Jacob’s dignity does not evaporate when he struggles. His humanity is not conditional on perfect decisions. I will keep advocating for him, and for everyone who is caught in that same exhausting cycle.
The Coming Storm
On November 1, federal SNAP benefits are being cut off for millions. Nearly every resident at the Cecil depends on those modest benefits — about $200 a month — to survive. Losing them means hunger. It means relapse risk. It means people being forced into dangerous choices.
At the same time, government rental assistance and community-engagement funds have dried up, amplified now because of the government shut-down. The very safety nets that helped people move indoors are being pulled back. Without intervention, individuals we fought to stabilize are at risk of being pushed right back outside.
We cannot allow that.
The Line in the Sand
Housing is not simply giving someone a key. It is ensuring that key keeps working. It is ensuring that person can eat. It is ensuring that a community that has fought so hard for dignity does not lose it because the money ran out.
So here is the ask:
If you can give financially, your gift becomes groceries, hygiene essentials, and community support right away.

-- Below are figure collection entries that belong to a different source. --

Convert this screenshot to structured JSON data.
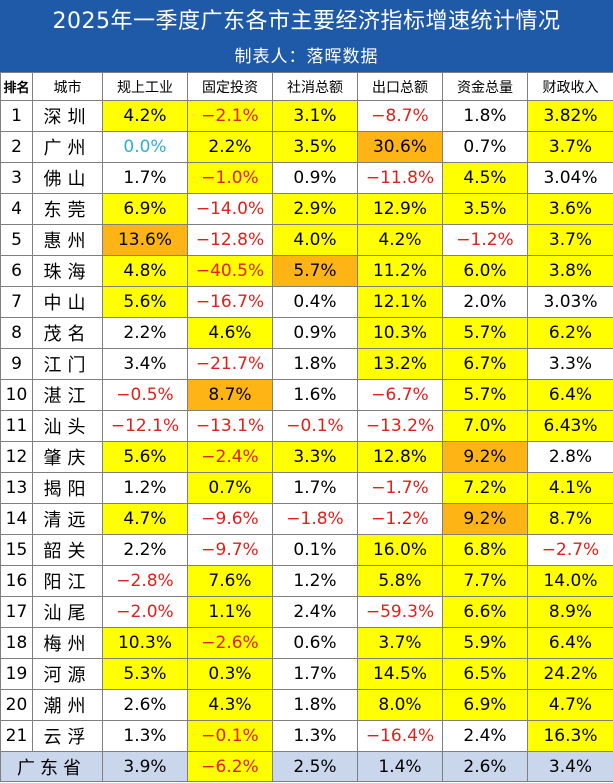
{
  "title": "2025年一季度广东各市主要经济指标增速统计情况",
  "subtitle": "制表人：落晖数据",
  "colors": {
    "banner": "#1f5aa8",
    "highlight_yellow": "#ffff00",
    "highlight_orange": "#ffb415",
    "negative_text": "#e0201b",
    "zero_text": "#2bb3cc",
    "province_row": "#c9d6ec"
  },
  "headers": [
    "排名",
    "城市",
    "规上工业",
    "固定投资",
    "社消总额",
    "出口总额",
    "资金总量",
    "财政收入"
  ],
  "rows": [
    {
      "rank": "1",
      "city": "深圳",
      "cells": [
        {
          "v": "4.2%",
          "bg": "y"
        },
        {
          "v": "−2.1%",
          "bg": "y",
          "neg": true
        },
        {
          "v": "3.1%",
          "bg": "y"
        },
        {
          "v": "−8.7%",
          "bg": "",
          "neg": true
        },
        {
          "v": "1.8%",
          "bg": ""
        },
        {
          "v": "3.82%",
          "bg": "y"
        }
      ]
    },
    {
      "rank": "2",
      "city": "广州",
      "cells": [
        {
          "v": "0.0%",
          "bg": "",
          "cyan": true
        },
        {
          "v": "2.2%",
          "bg": "y"
        },
        {
          "v": "3.5%",
          "bg": "y"
        },
        {
          "v": "30.6%",
          "bg": "o"
        },
        {
          "v": "0.7%",
          "bg": ""
        },
        {
          "v": "3.7%",
          "bg": "y"
        }
      ]
    },
    {
      "rank": "3",
      "city": "佛山",
      "cells": [
        {
          "v": "1.7%",
          "bg": ""
        },
        {
          "v": "−1.0%",
          "bg": "y",
          "neg": true
        },
        {
          "v": "0.9%",
          "bg": ""
        },
        {
          "v": "−11.8%",
          "bg": "",
          "neg": true
        },
        {
          "v": "4.5%",
          "bg": "y"
        },
        {
          "v": "3.04%",
          "bg": ""
        }
      ]
    },
    {
      "rank": "4",
      "city": "东莞",
      "cells": [
        {
          "v": "6.9%",
          "bg": "y"
        },
        {
          "v": "−14.0%",
          "bg": "",
          "neg": true
        },
        {
          "v": "2.9%",
          "bg": "y"
        },
        {
          "v": "12.9%",
          "bg": "y"
        },
        {
          "v": "3.5%",
          "bg": "y"
        },
        {
          "v": "3.6%",
          "bg": "y"
        }
      ]
    },
    {
      "rank": "5",
      "city": "惠州",
      "cells": [
        {
          "v": "13.6%",
          "bg": "o"
        },
        {
          "v": "−12.8%",
          "bg": "",
          "neg": true
        },
        {
          "v": "4.0%",
          "bg": "y"
        },
        {
          "v": "4.2%",
          "bg": "y"
        },
        {
          "v": "−1.2%",
          "bg": "",
          "neg": true
        },
        {
          "v": "3.7%",
          "bg": "y"
        }
      ]
    },
    {
      "rank": "6",
      "city": "珠海",
      "cells": [
        {
          "v": "4.8%",
          "bg": "y"
        },
        {
          "v": "−40.5%",
          "bg": "y",
          "neg": true
        },
        {
          "v": "5.7%",
          "bg": "o"
        },
        {
          "v": "11.2%",
          "bg": "y"
        },
        {
          "v": "6.0%",
          "bg": "y"
        },
        {
          "v": "3.8%",
          "bg": "y"
        }
      ]
    },
    {
      "rank": "7",
      "city": "中山",
      "cells": [
        {
          "v": "5.6%",
          "bg": "y"
        },
        {
          "v": "−16.7%",
          "bg": "",
          "neg": true
        },
        {
          "v": "0.4%",
          "bg": ""
        },
        {
          "v": "12.1%",
          "bg": "y"
        },
        {
          "v": "2.0%",
          "bg": ""
        },
        {
          "v": "3.03%",
          "bg": ""
        }
      ]
    },
    {
      "rank": "8",
      "city": "茂名",
      "cells": [
        {
          "v": "2.2%",
          "bg": ""
        },
        {
          "v": "4.6%",
          "bg": "y"
        },
        {
          "v": "0.9%",
          "bg": ""
        },
        {
          "v": "10.3%",
          "bg": "y"
        },
        {
          "v": "5.7%",
          "bg": "y"
        },
        {
          "v": "6.2%",
          "bg": "y"
        }
      ]
    },
    {
      "rank": "9",
      "city": "江门",
      "cells": [
        {
          "v": "3.4%",
          "bg": ""
        },
        {
          "v": "−21.7%",
          "bg": "",
          "neg": true
        },
        {
          "v": "1.8%",
          "bg": ""
        },
        {
          "v": "13.2%",
          "bg": "y"
        },
        {
          "v": "6.7%",
          "bg": "y"
        },
        {
          "v": "3.3%",
          "bg": ""
        }
      ]
    },
    {
      "rank": "10",
      "city": "湛江",
      "cells": [
        {
          "v": "−0.5%",
          "bg": "",
          "neg": true
        },
        {
          "v": "8.7%",
          "bg": "o"
        },
        {
          "v": "1.6%",
          "bg": ""
        },
        {
          "v": "−6.7%",
          "bg": "",
          "neg": true
        },
        {
          "v": "5.7%",
          "bg": "y"
        },
        {
          "v": "6.4%",
          "bg": "y"
        }
      ]
    },
    {
      "rank": "11",
      "city": "汕头",
      "cells": [
        {
          "v": "−12.1%",
          "bg": "",
          "neg": true
        },
        {
          "v": "−13.1%",
          "bg": "",
          "neg": true
        },
        {
          "v": "−0.1%",
          "bg": "",
          "neg": true
        },
        {
          "v": "−13.2%",
          "bg": "",
          "neg": true
        },
        {
          "v": "7.0%",
          "bg": "y"
        },
        {
          "v": "6.43%",
          "bg": "y"
        }
      ]
    },
    {
      "rank": "12",
      "city": "肇庆",
      "cells": [
        {
          "v": "5.6%",
          "bg": "y"
        },
        {
          "v": "−2.4%",
          "bg": "y",
          "neg": true
        },
        {
          "v": "3.3%",
          "bg": "y"
        },
        {
          "v": "12.8%",
          "bg": "y"
        },
        {
          "v": "9.2%",
          "bg": "o"
        },
        {
          "v": "2.8%",
          "bg": ""
        }
      ]
    },
    {
      "rank": "13",
      "city": "揭阳",
      "cells": [
        {
          "v": "1.2%",
          "bg": ""
        },
        {
          "v": "0.7%",
          "bg": "y"
        },
        {
          "v": "1.7%",
          "bg": ""
        },
        {
          "v": "−1.7%",
          "bg": "",
          "neg": true
        },
        {
          "v": "7.2%",
          "bg": "y"
        },
        {
          "v": "4.1%",
          "bg": "y"
        }
      ]
    },
    {
      "rank": "14",
      "city": "清远",
      "cells": [
        {
          "v": "4.7%",
          "bg": "y"
        },
        {
          "v": "−9.6%",
          "bg": "",
          "neg": true
        },
        {
          "v": "−1.8%",
          "bg": "",
          "neg": true
        },
        {
          "v": "−1.2%",
          "bg": "",
          "neg": true
        },
        {
          "v": "9.2%",
          "bg": "o"
        },
        {
          "v": "8.7%",
          "bg": "y"
        }
      ]
    },
    {
      "rank": "15",
      "city": "韶关",
      "cells": [
        {
          "v": "2.2%",
          "bg": ""
        },
        {
          "v": "−9.7%",
          "bg": "",
          "neg": true
        },
        {
          "v": "0.1%",
          "bg": ""
        },
        {
          "v": "16.0%",
          "bg": "y"
        },
        {
          "v": "6.8%",
          "bg": "y"
        },
        {
          "v": "−2.7%",
          "bg": "",
          "neg": true
        }
      ]
    },
    {
      "rank": "16",
      "city": "阳江",
      "cells": [
        {
          "v": "−2.8%",
          "bg": "",
          "neg": true
        },
        {
          "v": "7.6%",
          "bg": "y"
        },
        {
          "v": "1.2%",
          "bg": ""
        },
        {
          "v": "5.8%",
          "bg": "y"
        },
        {
          "v": "7.7%",
          "bg": "y"
        },
        {
          "v": "14.0%",
          "bg": "y"
        }
      ]
    },
    {
      "rank": "17",
      "city": "汕尾",
      "cells": [
        {
          "v": "−2.0%",
          "bg": "",
          "neg": true
        },
        {
          "v": "1.1%",
          "bg": "y"
        },
        {
          "v": "2.4%",
          "bg": ""
        },
        {
          "v": "−59.3%",
          "bg": "",
          "neg": true
        },
        {
          "v": "6.6%",
          "bg": "y"
        },
        {
          "v": "8.9%",
          "bg": "y"
        }
      ]
    },
    {
      "rank": "18",
      "city": "梅州",
      "cells": [
        {
          "v": "10.3%",
          "bg": "y"
        },
        {
          "v": "−2.6%",
          "bg": "y",
          "neg": true
        },
        {
          "v": "0.6%",
          "bg": ""
        },
        {
          "v": "3.7%",
          "bg": "y"
        },
        {
          "v": "5.9%",
          "bg": "y"
        },
        {
          "v": "6.4%",
          "bg": "y"
        }
      ]
    },
    {
      "rank": "19",
      "city": "河源",
      "cells": [
        {
          "v": "5.3%",
          "bg": "y"
        },
        {
          "v": "0.3%",
          "bg": "y"
        },
        {
          "v": "1.7%",
          "bg": ""
        },
        {
          "v": "14.5%",
          "bg": "y"
        },
        {
          "v": "6.5%",
          "bg": "y"
        },
        {
          "v": "24.2%",
          "bg": "y"
        }
      ]
    },
    {
      "rank": "20",
      "city": "潮州",
      "cells": [
        {
          "v": "2.6%",
          "bg": ""
        },
        {
          "v": "4.3%",
          "bg": "y"
        },
        {
          "v": "1.8%",
          "bg": ""
        },
        {
          "v": "8.0%",
          "bg": "y"
        },
        {
          "v": "6.9%",
          "bg": "y"
        },
        {
          "v": "4.7%",
          "bg": "y"
        }
      ]
    },
    {
      "rank": "21",
      "city": "云浮",
      "cells": [
        {
          "v": "1.3%",
          "bg": ""
        },
        {
          "v": "−0.1%",
          "bg": "y",
          "neg": true
        },
        {
          "v": "1.3%",
          "bg": ""
        },
        {
          "v": "−16.4%",
          "bg": "",
          "neg": true
        },
        {
          "v": "2.4%",
          "bg": ""
        },
        {
          "v": "16.3%",
          "bg": "y"
        }
      ]
    }
  ],
  "province": {
    "name": "广东省",
    "cells": [
      {
        "v": "3.9%",
        "bg": ""
      },
      {
        "v": "−6.2%",
        "bg": "y",
        "neg": true
      },
      {
        "v": "2.5%",
        "bg": ""
      },
      {
        "v": "1.4%",
        "bg": ""
      },
      {
        "v": "2.6%",
        "bg": ""
      },
      {
        "v": "3.4%",
        "bg": ""
      }
    ]
  }
}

If you can share this message, please help spread the word.
If you can hold us in prayer or speak up where you are, that strength matters too. Stay tuned here for information about prayer vigils and walks being planned.
We can also accept donations of shelf-stable food. Health choices are preferred but in these lean times, we welcome everything!
There is real hope here. It lives in the people who show up to group on the mezzanine. It lives in the 80 percent drop in crisis calls. It lives in Jacob’s continued struggle toward something better. It lives in every single resident who refuses to give up.
And it lives in you.
Thank you for not looking away. Thank you for believing in the worth of every single person who calls the Cecil home.